With five straight months of falling sales, Royal Enfield’s decade-old dream run has come to a screeching halt. Here’s how Siddhartha Lal plans to get the Bullet maker firing on all cylinders again
The ritual starts at 9 am every Wednesday. The 18,000 sq ft building on the bustling National Highway 2 in Uttar Pradesh (UP) is packed with a boisterous bunch of young ardent ‘devotees’ from the adjoining village of Maholi. The crowd, which includes over a dozen turbaned middle-aged men in their early 40s, has come for a glimpse of the main ‘deities’ enshrined at Aryaman Enterprises, around 2 km from the temple city of Mathura.
The chatter ebbs suddenly as Krishna Singh enters the sprawling edifice. The bulky ‘priest’, dressed in brown leather jacket with armour pockets on its shoulders, greets the crowd as he walks down towards the sanctum sanctorum, where an aesthetically designed Classic 350 is displayed on a wooden platform. Singh, 28, lowers his Ray-Ban glasses and glances at his Apple Watch.
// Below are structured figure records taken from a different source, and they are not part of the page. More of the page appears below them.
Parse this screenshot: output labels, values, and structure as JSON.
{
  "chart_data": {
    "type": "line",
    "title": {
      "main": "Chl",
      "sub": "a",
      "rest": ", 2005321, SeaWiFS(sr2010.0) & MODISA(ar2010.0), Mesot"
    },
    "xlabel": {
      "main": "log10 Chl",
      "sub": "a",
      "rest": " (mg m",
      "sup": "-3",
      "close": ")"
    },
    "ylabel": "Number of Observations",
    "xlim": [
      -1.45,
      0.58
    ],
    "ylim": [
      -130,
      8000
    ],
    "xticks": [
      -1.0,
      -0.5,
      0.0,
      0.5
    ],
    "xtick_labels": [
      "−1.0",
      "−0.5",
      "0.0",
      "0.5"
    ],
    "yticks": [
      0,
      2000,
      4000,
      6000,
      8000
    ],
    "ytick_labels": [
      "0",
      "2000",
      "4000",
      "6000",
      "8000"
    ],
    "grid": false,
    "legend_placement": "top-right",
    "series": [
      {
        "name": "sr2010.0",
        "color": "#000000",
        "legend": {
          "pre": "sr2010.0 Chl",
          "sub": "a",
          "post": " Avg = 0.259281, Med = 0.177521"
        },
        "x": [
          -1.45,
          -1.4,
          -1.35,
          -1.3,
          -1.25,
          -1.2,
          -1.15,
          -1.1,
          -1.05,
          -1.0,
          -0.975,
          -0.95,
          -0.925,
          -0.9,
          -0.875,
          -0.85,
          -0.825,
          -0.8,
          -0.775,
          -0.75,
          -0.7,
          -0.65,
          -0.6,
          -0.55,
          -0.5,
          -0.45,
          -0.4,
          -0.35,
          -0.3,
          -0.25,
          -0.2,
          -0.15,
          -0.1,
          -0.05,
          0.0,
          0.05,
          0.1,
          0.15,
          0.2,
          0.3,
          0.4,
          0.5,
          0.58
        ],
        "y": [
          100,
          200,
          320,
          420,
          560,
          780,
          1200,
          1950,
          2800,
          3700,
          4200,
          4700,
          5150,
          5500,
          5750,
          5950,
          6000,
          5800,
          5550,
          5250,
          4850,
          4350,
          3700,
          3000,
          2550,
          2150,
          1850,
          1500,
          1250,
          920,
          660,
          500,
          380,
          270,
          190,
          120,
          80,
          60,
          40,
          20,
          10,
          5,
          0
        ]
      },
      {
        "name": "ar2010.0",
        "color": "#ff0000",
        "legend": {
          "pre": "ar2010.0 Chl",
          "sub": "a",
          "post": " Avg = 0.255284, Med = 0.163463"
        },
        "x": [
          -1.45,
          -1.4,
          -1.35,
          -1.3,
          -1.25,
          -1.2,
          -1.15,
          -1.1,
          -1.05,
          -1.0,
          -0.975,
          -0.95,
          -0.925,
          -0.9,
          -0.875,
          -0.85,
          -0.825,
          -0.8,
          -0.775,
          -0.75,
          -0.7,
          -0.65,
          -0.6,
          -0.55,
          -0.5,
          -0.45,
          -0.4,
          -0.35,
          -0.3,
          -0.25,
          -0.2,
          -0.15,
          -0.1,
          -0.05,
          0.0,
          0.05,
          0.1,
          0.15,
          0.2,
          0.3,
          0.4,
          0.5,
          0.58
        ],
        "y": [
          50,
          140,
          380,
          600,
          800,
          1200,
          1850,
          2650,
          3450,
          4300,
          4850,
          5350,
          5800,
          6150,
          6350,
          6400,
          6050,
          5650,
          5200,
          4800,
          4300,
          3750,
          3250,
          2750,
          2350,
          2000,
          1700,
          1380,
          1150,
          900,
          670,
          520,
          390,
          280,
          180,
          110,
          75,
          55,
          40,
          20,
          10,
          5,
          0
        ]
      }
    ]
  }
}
At 9 am, he presses the electric start button, and revs up to full throttle with a slight twist of the right wrist. “Rotating the wrist towards oneself increases the amount of gas that feeds the engine,” he informs the pack, atop a fleet of Bullets and Thunderbirds, who duly repeat the ritual.
Aryaman Enterprises, the only Royal Enfield (RE) showroom in Mathura, reverberates with a loud thumping sound. The crowd lustily cheers the show that Singh conducts every week to build excitement and connect with potential buyers. A few students from Maholi, enrolled in Agra’s Dr Bhimrao Ambedkar University, inquire about the price of the recently launched Twins—Continental GT 650 and Interceptor 650. Others are curious to know about the delivery time for a new Classic 350. A troop of agents from top banks and NBFCs— HDFC, Tata Capital, Cholamandalam Finance and Hinduja Leyland—starts hunting for prospective buyers, wooing them with tantalising loan deals. Some even go to the extent of offering 100 percent finance on the on-road cost.